Режиссер глянул оторопело.

– Да, да, Сергей Константинович! Я имею в виду Моргунова. Этот смешной толстый человек любит всю жизнь. И полуребенок Марина поняла это сразу, а вы не поняли, хотя должны были понять.

Она хотела сказать жестче: «Какой же вы после этого художник!» – но сдержалась.

Впрочем, мысль прозвучала достаточно ясно.

– Не будем возвращаться к проработанной теме. Я плохой режиссер. Но ведь он любит ее всю жизнь потому, что ее убили. Представьте себе эту пару сегодня. Ворчливая пожилая женщина, семейные свары…

– Перестаньте. Вы не знаете, о чем говорите. Может быть, он и с нынешней женой живет замечательно, потому что его души коснулась настоящая любовь.

– Его души коснулась трагедия! Вот что важно! – крикнул режиссер. – Послушайте, Светлана, перестаньте пререкаться! Вернемся к нашей работе, к искусству.
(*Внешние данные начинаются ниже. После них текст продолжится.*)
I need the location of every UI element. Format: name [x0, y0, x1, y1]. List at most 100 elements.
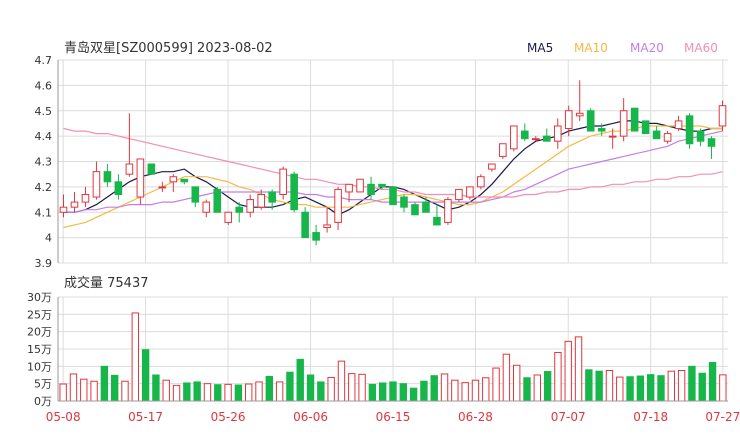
- volume-bar: [719, 374, 727, 402]
- candle-body: [488, 163, 496, 170]
- date-axis: 05-08 05-17 05-26 06-06 06-15 06-28 07-07 07-18…: [46, 400, 740, 424]
- volume-bar: [131, 312, 140, 402]
- volume-tick-label: 25万: [27, 308, 52, 321]
- candle-body: [70, 201, 79, 208]
- candle-body: [334, 188, 342, 223]
- date-tick-label: 05-17: [128, 410, 163, 424]
- volume-bar: [708, 362, 717, 402]
- candle-body: [663, 133, 672, 142]
- volume-bar: [152, 374, 160, 402]
- volume-bar: [430, 375, 438, 402]
- volume-bar: [677, 369, 686, 402]
- volume-bar: [533, 374, 542, 402]
- volume-bar: [327, 376, 335, 402]
- candle-body: [202, 201, 211, 213]
- candle-body: [521, 130, 529, 140]
- candle-body: [114, 181, 123, 195]
- volume-bar: [296, 358, 304, 402]
- volume-bar: [162, 379, 170, 402]
- date-tick-label: 06-15: [376, 410, 411, 424]
- candle-body: [279, 168, 287, 195]
- volume-bar: [286, 371, 294, 402]
- volume-bar: [265, 375, 274, 402]
- chart-title: 青岛双星[SZ000599] 2023-08-02: [64, 40, 273, 56]
- candle-body: [696, 130, 705, 142]
- legend-ma60: MA60: [684, 41, 718, 55]
- volume-bar: [244, 383, 253, 402]
- candle-body: [191, 186, 200, 203]
- candle-body: [323, 224, 331, 228]
- volume-bar: [172, 384, 181, 402]
- volume-bars: [59, 312, 727, 402]
- candle-body: [312, 232, 320, 241]
- volume-bar: [69, 373, 78, 402]
- volume-bar: [564, 340, 572, 402]
- candle-body: [652, 130, 661, 140]
- candle-body: [499, 143, 507, 157]
- candle-body: [213, 188, 222, 213]
- candle-body: [180, 178, 189, 183]
- candle-body: [685, 115, 694, 145]
- candle-body: [103, 171, 112, 183]
- volume-bar: [183, 382, 191, 402]
- price-grid: [58, 59, 728, 264]
- candle-body: [345, 183, 353, 193]
- candle-body: [125, 163, 134, 175]
- volume-bar: [420, 380, 428, 402]
- volume-bar: [141, 349, 150, 402]
- date-tick-label: 05-26: [211, 410, 246, 424]
- volume-bar: [80, 378, 88, 402]
- volume-bar: [358, 373, 366, 402]
- candle-body: [564, 110, 573, 130]
- candle-body: [466, 186, 474, 198]
- volume-bar: [502, 353, 511, 402]
- volume-title: 成交量 75437: [64, 275, 149, 291]
- candle-body: [389, 186, 397, 206]
- volume-bar: [482, 377, 490, 402]
- candle-body: [422, 201, 430, 213]
- candle-body: [444, 199, 452, 223]
- volume-bar: [306, 374, 315, 402]
- volume-bar: [688, 365, 696, 402]
- volume-bar: [440, 373, 449, 402]
- candle-body: [707, 138, 716, 147]
- candle-body: [477, 176, 485, 188]
- volume-bar: [646, 374, 655, 402]
- candle-body: [718, 105, 727, 127]
- volume-tick-label: 5万: [34, 378, 52, 391]
- volume-bar: [317, 381, 325, 402]
- volume-bar: [523, 377, 531, 402]
- date-tick-label: 07-27: [705, 410, 740, 424]
- volume-tick-label: 10万: [27, 360, 52, 373]
- candle-body: [641, 120, 650, 135]
- volume-bar: [378, 382, 387, 402]
- volume-bar: [512, 364, 521, 402]
- volume-bar: [471, 379, 480, 402]
- volume-bar: [399, 383, 408, 402]
- candle-body: [356, 178, 364, 193]
- date-tick-label: 06-28: [458, 410, 493, 424]
- volume-tick-label: 15万: [27, 343, 52, 356]
- volume-bar: [409, 387, 418, 402]
- candle-body: [169, 176, 178, 183]
- candle-body: [136, 158, 145, 198]
- volume-axis: 0万 5万 10万 15万 20万 25万 30万: [27, 291, 59, 408]
- candle-body: [235, 206, 244, 213]
- candle-body: [510, 125, 518, 150]
- candle-body: [674, 120, 683, 130]
- date-tick-label: 06-06: [293, 410, 328, 424]
- volume-bar: [255, 381, 263, 402]
- candle-body: [224, 211, 233, 223]
- candle-body: [575, 112, 584, 117]
- price-axis: 3.9 4 4.1 4.2 4.3 4.4 4.5 4.6 4.7: [35, 54, 59, 270]
- candle-body: [608, 135, 617, 138]
- volume-bar: [626, 376, 634, 402]
- volume-bar: [543, 371, 552, 402]
- volume-tick-label: 20万: [27, 326, 52, 339]
- price-tick-label: 4.2: [35, 181, 53, 194]
- candle-body: [411, 204, 419, 216]
- price-tick-label: 4.6: [35, 79, 53, 92]
- candle-body: [619, 110, 628, 137]
- candle-body: [81, 193, 90, 203]
- volume-bar: [59, 383, 67, 402]
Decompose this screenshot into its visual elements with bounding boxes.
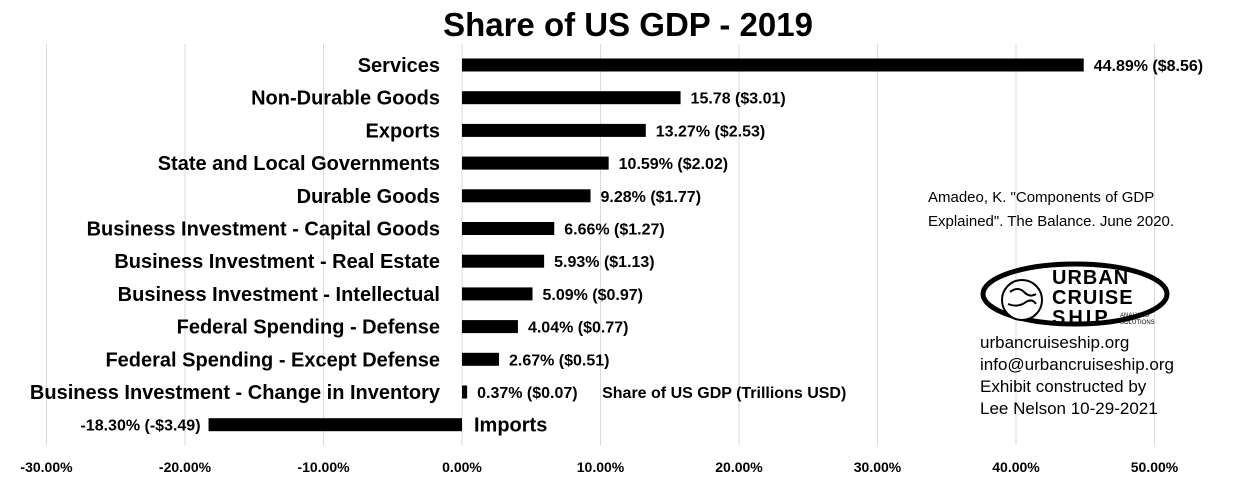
x-tick-label: 20.00% [715, 459, 763, 475]
contact-author-date: Lee Nelson 10-29-2021 [980, 399, 1158, 418]
category-label: Business Investment - Real Estate [114, 251, 440, 273]
series-name-label: Share of US GDP (Trillions USD) [602, 385, 846, 402]
contact-info: urbancruiseship.org info@urbancruiseship… [980, 332, 1174, 420]
data-label: 5.09% ($0.97) [542, 287, 643, 304]
data-label: 44.89% ($8.56) [1094, 58, 1203, 75]
bar [462, 58, 1084, 72]
bar [208, 418, 462, 432]
bar [462, 320, 518, 334]
contact-website: urbancruiseship.org [980, 333, 1130, 352]
x-tick-label: -10.00% [297, 459, 350, 475]
category-label: Non-Durable Goods [251, 88, 440, 110]
x-tick-label: 50.00% [1131, 459, 1179, 475]
gridlines [46, 44, 1155, 445]
source-line-2: Explained". The Balance. June 2020. [928, 213, 1175, 230]
category-label: Federal Spending - Defense [177, 317, 440, 339]
category-label: Services [358, 55, 440, 77]
bar [462, 254, 545, 268]
bar [462, 287, 533, 301]
bar [462, 156, 609, 170]
contact-credit: Exhibit constructed by [980, 377, 1147, 396]
logo-text-ship: SHIP [1052, 307, 1111, 329]
bar [462, 91, 681, 105]
data-label: 10.59% ($2.02) [619, 156, 728, 173]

Моя главная мысль именно в этом, в очищающей роли трагического. Меня тошнит, когда говорят, что миллионы людей погибли ради того, чтобы мы хорошо жили – жирно ели, пили эту сивуху, гробили душевные силы в погоне за финскими стенками, радовались французскому шампуню. Это же чудовищное кощунство – если юная девушка, подросток, почти ребенок, пошла на смерть, чтобы я через тридцать лет купил себе «Жигули»! Осознайте это, Светлана. Не ради благополучной жизни совершается подвиг и проливается кровь. Они бы возненавидели нас за такие мысли, встань они сейчас из гроба. А их-то и в гробах не хоронили… Нет, эта девочка умерла не затем, чтобы вы обтягивали зад американскими джинсами. Она умерла для того, чтобы этот смешной толстяк мог всю жизнь любить, чтобы в памяти его она осталась более красивой, чем наша прекрасная Марина. Только в этом смысл жертв. Они оставляют нам человечность, мудрость души… Вот о чем я хочу сделать картину. – Он выпил залпом вино и сел на диван. – А как это сделать? Не разговорами же с экрана. Это должно ощущаться, жить, а не провозглашаться.